Uniquely, synthetic biotics can perform all three functions at once; it’s just a matter of inserting the right genes. But that alone might not be a decisive advantage over some sort of combination therapy. The biggest selling point of Synlogic’s microbes is not the genes they can be engineered to express―what you might call the “output” of their gene circuits―but the input, the DNA elements called “inducible promoters” that decide when those genes should be activated.
The core idea is that patients will have a constant population of synthetic biotics in their bodies, taken daily―but those microbes will only generate their therapeutic payloads when needed. In IBD, Gutiérrez-Ramos explains, “it’s not that the patient is always inflamed, but they have flares. Our vision, and AbbVie’s vision, is that the bacteria that you take every day sense when the flare is coming, and then trigger the genetic output.”
This would be a major improvement over a drug like Humira, which after all is constantly inhibiting a part of the immune system. Patients taking Humira, or one of the many other immunosuppressant drugs for IBD, are at a constantly heightened risk of infection; tuberculosis is a particular specter for these patients.

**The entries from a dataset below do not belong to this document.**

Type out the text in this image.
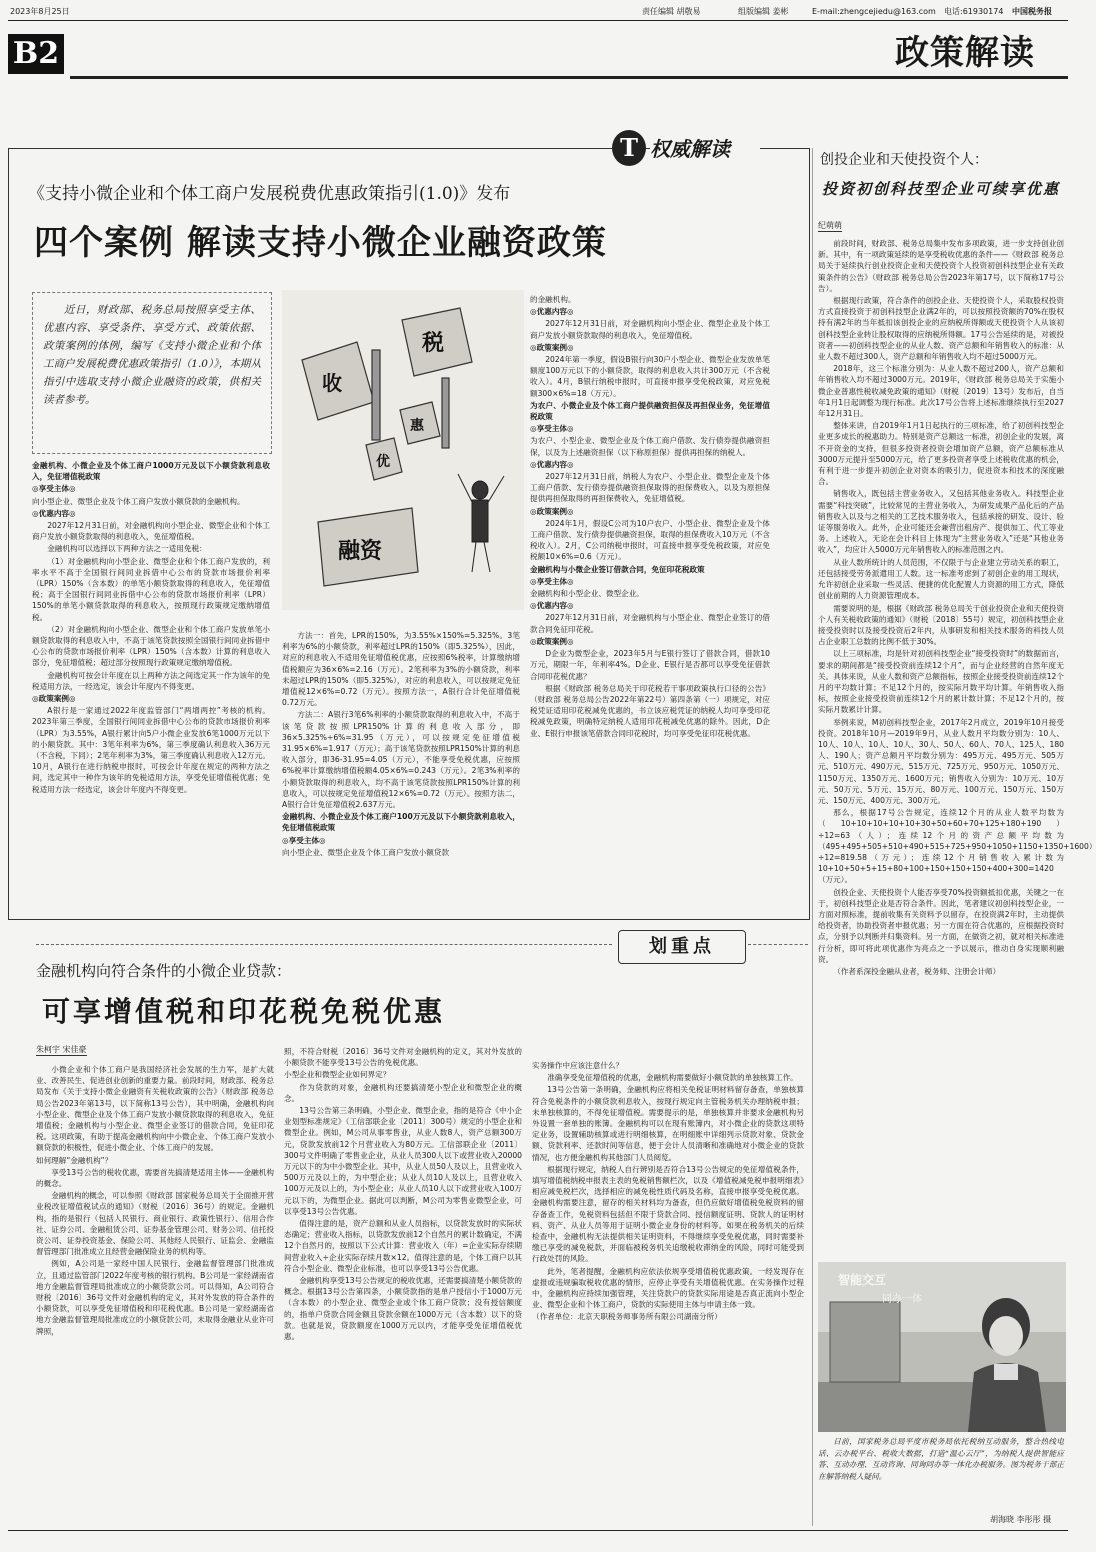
2023年8月25日	责任编辑 胡敬易	组版编辑 姜彬	E-mail:zhengcejiedu@163.com 电话:61930174 中国税务报
B2	政策解读
T 权威解读
《支持小微企业和个体工商户发展税费优惠政策指引(1.0)》发布
四个案例 解读支持小微企业融资政策
近日，财政部、税务总局按照享受主体、优惠内容、享受条件、享受方式、政策依据、政策案例的体例，编写《支持小微企业和个体工商户发展税费优惠政策指引（1.0）》，本期从指引中选取支持小微企业融资的政策，供相关读者参考。
收
税
优
惠
融资

金融机构、小微企业及个体工商户1000万元及以下小额贷款利息收入，免征增值税政策

◎享受主体◎

向小型企业、微型企业及个体工商户发放小额贷款的金融机构。

◎优惠内容◎

2027年12月31日前，对金融机构向小型企业、微型企业和个体工商户发放小额贷款取得的利息收入，免征增值税。

金融机构可以选择以下两种方法之一适用免税：

（1）对金融机构向小型企业、微型企业和个体工商户发放的，利率水平不高于全国银行间同业拆借中心公布的贷款市场报价利率（LPR）150%（含本数）的单笔小额贷款取得的利息收入，免征增值税；高于全国银行间同业拆借中心公布的贷款市场报价利率（LPR）150%的单笔小额贷款取得的利息收入，按照现行政策规定缴纳增值税。

（2）对金融机构向小型企业、微型企业和个体工商户发放单笔小额贷款取得的利息收入中，不高于该笔贷款按照全国银行间同业拆借中心公布的贷款市场报价利率（LPR）150%（含本数）计算的利息收入部分，免征增值税；超过部分按照现行政策规定缴纳增值税。

金融机构可按会计年度在以上两种方法之间选定其一作为该年的免税适用方法，一经选定，该会计年度内不得变更。

◎政策案例◎

A银行是一家通过2022年度监管部门“两增两控”考核的机构。2023年第三季度，全国银行间同业拆借中心公布的贷款市场报价利率（LPR）为3.55%，A银行累计向5户小微企业发放6笔1000万元以下的小额贷款。其中：3笔年利率为6%，第三季度确认利息收入36万元（不含税，下同）；2笔年利率为3%，第三季度确认利息收入12万元。10月，A银行在进行纳税申报时，可按会计年度在规定的两种方法之间，选定其中一种作为该年的免税适用方法，享受免征增值税优惠；免税适用方法一经选定，该会计年度内不得变更。

方法一：首先，LPR的150%，为3.55%×150%=5.325%。3笔利率为6%的小额贷款，利率超过LPR的150%（即5.325%），因此，对应的利息收入不适用免征增值税优惠，应按照6%税率，计算缴纳增值税额应为36×6%=2.16（万元）。2笔利率为3%的小额贷款，利率未超过LPR的150%（即5.325%），对应的利息收入，可以按规定免征增值税12×6%=0.72（万元）。按照方法一，A银行合计免征增值税0.72万元。

方法二：A银行3笔6%利率的小额贷款取得的利息收入中，不高于该笔贷款按照LPR150%计算的利息收入部分，即36×5.325%÷6%=31.95（万元），可以按规定免征增值税31.95×6%=1.917（万元）；高于该笔贷款按照LPR150%计算的利息收入部分，即36-31.95=4.05（万元），不能享受免税优惠，应按照6%税率计算缴纳增值税额4.05×6%=0.243（万元）。2笔3%利率的小额贷款取得的利息收入，均不高于该笔贷款按照LPR150%计算的利息收入，可以按规定免征增值税12×6%=0.72（万元）。按照方法二，A银行合计免征增值税2.637万元。

金融机构、小微企业及个体工商户100万元及以下小额贷款利息收入，免征增值税政策

◎享受主体◎

向小型企业、微型企业及个体工商户发放小额贷款

的金融机构。

◎优惠内容◎

2027年12月31日前，对金融机构向小型企业、微型企业及个体工商户发放小额贷款取得的利息收入，免征增值税。

◎政策案例◎

2024年第一季度，假设B银行向30户小型企业、微型企业发放单笔额度100万元以下的小额贷款，取得的利息收入共计300万元（不含税收入）。4月，B银行纳税申报时，可直接申报享受免税政策，对应免税额300×6%=18（万元）。

为农户、小微企业及个体工商户提供融资担保及再担保业务，免征增值税政策

◎享受主体◎

为农户、小型企业、微型企业及个体工商户借款、发行债券提供融资担保，以及为上述融资担保（以下称原担保）提供再担保的纳税人。

◎优惠内容◎

2027年12月31日前，纳税人为农户、小型企业、微型企业及个体工商户借款、发行债券提供融资担保取得的担保费收入，以及为原担保提供再担保取得的再担保费收入，免征增值税。

◎政策案例◎

2024年1月，假设C公司为10户农户、小型企业、微型企业及个体工商户借款、发行债券提供融资担保，取得的担保费收入10万元（不含税收入）。2月，C公司纳税申报时，可直接申报享受免税政策，对应免税额10×6%=0.6（万元）。

金融机构与小微企业签订借款合同，免征印花税政策

◎享受主体◎

金融机构和小型企业、微型企业。

◎优惠内容◎

2027年12月31日前，对金融机构与小型企业、微型企业签订的借款合同免征印花税。

◎政策案例◎

D企业为微型企业，2023年5月与E银行签订了借款合同，借款10万元，期限一年，年利率4%。D企业、E银行是否都可以享受免征借款合同印花税优惠？

根据《财政部 税务总局关于印花税若干事项政策执行口径的公告》（财政部 税务总局公告2022年第22号）第四条第（一）项规定，对应税凭证适用印花税减免优惠的，书立该应税凭证的纳税人均可享受印花税减免政策，明确特定纳税人适用印花税减免优惠的除外。因此，D企业、E银行申报该笔借款合同印花税时，均可享受免征印花税优惠。

划重点
金融机构向符合条件的小微企业贷款：
可享增值税和印花税免税优惠
朱柯宇 宋佳豪

小微企业和个体工商户是我国经济社会发展的生力军，是扩大就业、改善民生、促进创业创新的重要力量。前段时间，财政部、税务总局发布《关于支持小微企业融资有关税收政策的公告》（财政部 税务总局公告2023年第13号，以下简称13号公告），其中明确，金融机构向小型企业、微型企业及个体工商户发放小额贷款取得的利息收入，免征增值税；金融机构与小型企业、微型企业签订的借款合同，免征印花税。这项政策，有助于提高金融机构向中小微企业、个体工商户发放小额贷款的积极性，促进小微企业、个体工商户的发展。

如何理解“金融机构”？

享受13号公告的税收优惠，需要首先搞清楚适用主体——金融机构的概念。

金融机构的概念，可以参照《财政部 国家税务总局关于全面推开营业税改征增值税试点的通知》（财税〔2016〕36号）的规定。金融机构，指的是银行（包括人民银行、商业银行、政策性银行）、信用合作社、证券公司、金融租赁公司、证券基金管理公司、财务公司、信托投资公司、证券投资基金、保险公司、其他经人民银行、证监会、金融监督管理部门批准成立且经营金融保险业务的机构等。

例如，A公司是一家经中国人民银行、金融监督管理部门批准成立，且通过监管部门2022年度考核的银行机构。B公司是一家经湖南省地方金融监督管理局批准成立的小额贷款公司。可以得知，A公司符合财税〔2016〕36号文件对金融机构的定义，其对外发放的符合条件的小额贷款，可以享受免征增值税和印花税优惠。B公司是一家经湖南省地方金融监督管理局批准成立的小额贷款公司，未取得金融业从业许可牌照，

照，不符合财税〔2016〕36号文件对金融机构的定义，其对外发放的小额贷款不能享受13号公告的免税优惠。

小型企业和微型企业如何界定？

作为贷款的对象，金融机构还要搞清楚小型企业和微型企业的概念。

13号公告第三条明确，小型企业、微型企业，指的是符合《中小企业划型标准规定》（工信部联企业〔2011〕300号）规定的小型企业和微型企业。例如，M公司从事零售业，从业人数8人，资产总额300万元，贷款发放前12个月营业收入为80万元。工信部联企业〔2011〕300号文件明确了零售业企业，从业人员300人以下或营业收入20000万元以下的为中小微型企业。其中，从业人员50人及以上，且营业收入500万元及以上的，为中型企业；从业人员10人及以上，且营业收入100万元及以上的，为小型企业；从业人员10人以下或营业收入100万元以下的，为微型企业。据此可以判断，M公司为零售业微型企业，可以享受13号公告优惠。

值得注意的是，资产总额和从业人员指标，以贷款发放时的实际状态确定；营业收入指标，以贷款发放前12个自然月的累计数确定，不满12个自然月的，按照以下公式计算：营业收入（年）=企业实际存续期间营业收入÷企业实际存续月数×12。值得注意的是，个体工商户以其符合小型企业、微型企业标准，也可以享受13号公告优惠。

金融机构享受13号公告规定的税收优惠，还需要搞清楚小额贷款的概念。根据13号公告第四条，小额贷款指的是单户授信小于1000万元（含本数）的小型企业、微型企业或个体工商户贷款；没有授信额度的，指单户贷款合同金额且贷款余额在1000万元（含本数）以下的贷款。也就是说，贷款额度在1000万元以内，才能享受免征增值税优惠。

实务操作中应该注意什么？

准确享受免征增值税的优惠，金融机构需要做好小额贷款的单独核算工作。

13号公告第一条明确，金融机构应将相关免税证明材料留存备查，单独核算符合免税条件的小额贷款利息收入，按现行规定向主管税务机关办理纳税申报；未单独核算的，不得免征增值税。需要提示的是，单独核算并非要求金融机构另外设置一套单独的账簿。金融机构可以在现有账簿内，对小微企业的贷款这项特定业务，设置辅助核算或进行明细核算，在明细账中详细列示贷款对象、贷款金额、贷款利率、还款时间等信息，便于会计人员清晰和准确地对小微企业的贷款情况，也方便金融机构其他部门人员阅览。

根据现行规定，纳税人自行辨别是否符合13号公告规定的免征增值税条件，填写增值税纳税申报表主表的免税销售额栏次，以及《增值税减免税申报明细表》相应减免税栏次，选择相应的减免税性质代码及名称，直接申报享受免税优惠。金融机构需要注意，留存的相关材料均为备查，但仍应做好增值税免税资料的留存备查工作，免税资料包括但不限于贷款合同、授信额度证明、贷款人的证明材料、资产、从业人员等用于证明小微企业身份的材料等。如果在税务机关的后续检查中，金融机构无法提供相关证明资料，不得继续享受免税优惠，同时需要补缴已享受的减免税款，并面临被税务机关追缴税收滞纳金的风险，同时可能受到行政处罚的风险。

此外，笔者提醒，金融机构应依法依规享受增值税优惠政策。一经发现存在虚报或违规骗取税收优惠的情形，应停止享受有关增值税优惠。在实务操作过程中，金融机构应持续加强管理，关注贷款户的贷款实际用途是否真正流向小型企业、微型企业和个体工商户，贷款的实际使用主体与申请主体一致。

（作者单位：北京天职税务师事务所有限公司湖南分所）

创投企业和天使投资个人：
投资初创科技型企业可续享优惠
纪萌萌

前段时间，财政部、税务总局集中发布多项政策，进一步支持创业创新。其中，有一项政策延续的是享受税收优惠的条件——《财政部 税务总局关于延续执行创业投资企业和天使投资个人投资初创科技型企业有关政策条件的公告》（财政部 税务总局公告2023年第17号，以下简称17号公告）。

根据现行政策，符合条件的创投企业、天使投资个人，采取股权投资方式直接投资于初创科技型企业满2年的，可以按照投资额的70%在股权持有满2年的当年抵扣该创投企业的应纳税所得额或天使投资个人从该初创科技型企业转让股权取得的应纳税所得额。17号公告延续的是，对被投资者——初创科技型企业的从业人数、资产总额和年销售收入的标准：从业人数不超过300人，资产总额和年销售收入均不超过5000万元。

2018年，这三个标准分别为：从业人数不超过200人，资产总额和年销售收入均不超过3000万元。2019年，《财政部 税务总局关于实施小微企业普惠性税收减免政策的通知》（财税〔2019〕13号）发布后，自当年1月1日起调整为现行标准。此次17号公告将上述标准继续执行至2027年12月31日。

整体来讲，自2019年1月1日起执行的三项标准，给了初创科技型企业更多成长的税惠助力。特别是资产总额这一标准，初创企业的发展，离不开资金的支持，但很多投资者投资会增加资产总额，资产总额标准从3000万元提升至5000万元，给了更多投资者享受上述税收优惠的机会，有利于进一步提升初创企业对资本的吸引力，促进资本和技术的深度融合。

销售收入，既包括主营业务收入，又包括其他业务收入。科技型企业需要“科技突破”，比较常见的主营业务收入，为研发成果产品化后的产品销售收入以及与之相关的工艺技术服务收入，包括承接的研发、设计、验证等服务收入。此外，企业可能还会兼营出租房产、提供加工、代工等业务。上述收入，无论在会计科目上体现为“主营业务收入”还是“其他业务收入”，均应计入5000万元年销售收入的标准范围之内。

从业人数所统计的人员范围，不仅限于与企业建立劳动关系的职工，还包括接受劳务派遣用工人数。这一标准考虑到了初创企业的用工现状，允许初创企业采取一些灵活、便捷的优化配置人力资源的用工方式，降低创业前期的人力资源管理成本。

需要说明的是，根据《财政部 税务总局关于创业投资企业和天使投资个人有关税收政策的通知》（财税〔2018〕55号）规定，初创科技型企业接受投资时以及接受投资后2年内，从事研发和相关技术服务的科技人员占企业职工总数的比例不低于30%。

以上三项标准，均是针对初创科技型企业“接受投资时”的数据而言，要求的期间都是“接受投资前连续12个月”，而与企业经营的自然年度无关。具体来说，从业人数和资产总额指标，按照企业接受投资前连续12个月的平均数计算；不足12个月的，按实际月数平均计算。年销售收入指标，按照企业接受投资前连续12个月的累计数计算；不足12个月的，按实际月数累计计算。

举例来说，M初创科技型企业，2017年2月成立，2019年10月接受投资。2018年10月—2019年9月，从业人数月平均数分别为：10人、10人、10人、10人、10人、30人、50人、60人、70人、125人、180人、190人；资产总额月平均数分别为：495万元、495万元、505万元、510万元、490万元、515万元、725万元、950万元、1050万元、1150万元、1350万元、1600万元；销售收入分别为：10万元、10万元、50万元、5万元、15万元、80万元、100万元、150万元、150万元、150万元、400万元、300万元。

那么，根据17号公告规定，连续12个月的从业人数平均数为（10+10+10+10+10+30+50+60+70+125+180+190）÷12=63（人）；连续12个月的资产总额平均数为（495+495+505+510+490+515+725+950+1050+1150+1350+1600）÷12=819.58（万元）；连续12个月销售收入累计数为10+10+50+5+15+80+100+150+150+150+400+300=1420（万元）。

创投企业、天使投资个人能否享受70%投资额抵扣优惠，关键之一在于，初创科技型企业是否符合条件。因此，笔者建议初创科技型企业，一方面对照标准，提前收集有关资料予以留存，在投资满2年时，主动提供给投资者，协助投资者申报优惠；另一方面在符合优惠的，应根据投资时点，分别予以判断并归集资料。另一方面，在做资之初，就对相关标准进行分析，即可将此项优惠作为亮点之一予以展示，推动自身实现顺利融资。

（作者系深投金融从业者，税务师、注册会计师）

智能交互
同办一体
日前，国家税务总局平度市税务局依托税纳互动服务，整合热线电话、云办税平台、税收大数据，打造“温心云厅”，为纳税人提供智能应答、互动办理、互动咨询、同询同办等一体化办税服务。图为税务干部正在解答纳税人疑问。
胡海晓 李彤彤 摄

If Synlogic can find a genetic “on-switch” that responds to a reliable indicator of IBD flares, it could potentially create a much more precisely administered treatment, while still giving patients the simple dosing schedule of one pill every day.
The company has leads on two inducible promoters that might do the trick: one that reacts to nitric oxide, and another tied to reactive oxygen species. Of course, there’s no guarantee that either will respond sensitively to IBD flares in a real clinical setting. “This is an early time for the technology,” says Gutiérrez-Ramos. “We have demonstrated this in animals, but we have to demonstrate it in humans.”
Although it’s far too early to say if synthetic biotics will become an ordinary part of the pharma toolkit, AbbVie’s decision to invest in the technology offers the means to test this approach on a large scale. Synlogic expects to raise its own funding for trials of its rare disease products, which the FDA does not expect to enroll huge numbers of patients, but IBD is a problem of a very different order.
“We are very honored to work with truly the leader in treatment of inflammatory bowel disease,” says Gutiérrez-Ramos. With the backing of big pharma, it will be possible to trial microbiome-based therapies for the kinds of common, chronic diseases that are the biggest drain on our healthcare system. What’s more, the AbbVie partnership is an important signal of the industry’s faith in synthetic biology as an approach to treating disease.